What are simple carbs? Processed/refined, high sugar content foods. Anything in a box with a lot of ingredients usually contains simple carbs. Here are a few more that might surprise you:

-Fruit*
-White flour (and anything containing it)
-honey
-milk
-yogurt
-jam/jelly
-ice cream



*Though fruit is usually considered a simple carbohydrate, the sugar in fruit is fructose and glucose, which are slowly released into the bloodstream, preventing the blood-sugar spike. (This is the science behind the glycemic index.) Some fruits, like apricots, oranges, plums, pears, grapefruits and prunes contain complex carbs. Fruit also has tons of fiber and vitamins which make it a super healthy part of your diet. Don't stop eating fruit!

What does this mean for me and you?


Sugar doesn't have as many calories as fat, and it doesn't directly make you fat, necessarily... but it does cause you to store more and burn less, so by eating sugar, you are getting fatter. Make sense?

Whenever your body is functioning at a normal rate, you're metabolizing (or burning) fat for fuel. Your stored fat is the gas that keeps your body's engine running. 

When you eat too much sugar (or too many carbs, which raise your blood sugar) your body conserves it's fat-fuel and starts instead burning sugar-fuel. So, when you're normally supposed to be burning fat, you're burning sugar instead.

This is one of the reasons you can't out-train a poor diet. Say you eat a cupcake and then go to a cardio class with the intention of "working it off." Your body isn't burning fat -- it's burning the sugar and carbs from the cupcake, so you don't see any differences as far as body composition.

Complex Carbohydrates


Complex carbs are just that: complex. It takes your body more time and effort to gradually break down a complex carb, so eating them keeps your blood sugar normal. This means complex carbs don't affect your body's ability to burn fat. So although a banana and a cookie might have the same number of calories, they react differently in your body. One gives you energy, the other puts a temporary stop on fat loss. If you're a serial-simple-carb-eater, your body is constantly holding on to and storing extra fat and burning sugar for energy.

And it's not just fat-loss that carbs affect, it's your mood and energy levels, too.



Energy Levels

Yes, a simple carb will give you a jolt of energy, but whenever your blood sugar rapidly increases and inevitably decreases, you are left feeling tired, lethargic, and crappy. The fluctuation of high/low blood sugar makes you feel like trash. Keeping your blood sugar stable (eating complex carbs instead of simple carbs) ensures that you're metabolizing fat at the quickest rate possible and you don't have a horrible energy crash.

When your body burns muscle instead of fat.
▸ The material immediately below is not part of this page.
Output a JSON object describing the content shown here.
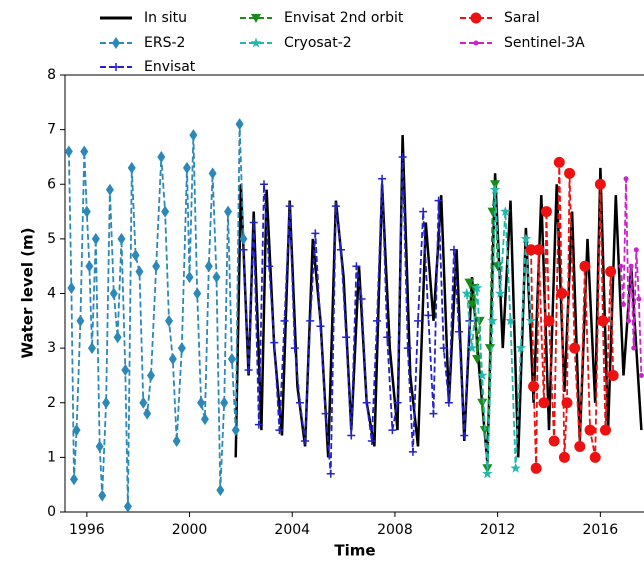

Simple and complex carbs also have a lot to do with why we're advised to eat every 3 hours -- waiting more than 4 hours between meals causes your body to feel weak, irritable, and tired. Low blood sugar (as problematic as high blood sugar) causes your body to secrete cortisol, a hormone that boosts blood sugar back to normal. The way it does this is by converting muscle protein to sugar i.e. "burning muscle."

I bet you just had an Aha! moment, right?? 

So, not eating for long periods of time causes your body to burn muscle instead of fat.


How to spot complex carbs:

Vegetables. 
Whole grains like oats, whole wheat, brown rice, wild rice, Ezekiel bread, bulgar, etc. 
Legumes like beans, lentils, peanuts.
Suprisingly, dill pickles and soy milk are also complex carbs. (weird, right?)

The bottom line

You need carbs for proper mental and physical function, but if you're eating simple carbs you're making it super hard for your body to lose fat.

Simple carbs are fine and dandy for a cheat meal, but if your goal is to lose weight, cheat meals aren't the way to go.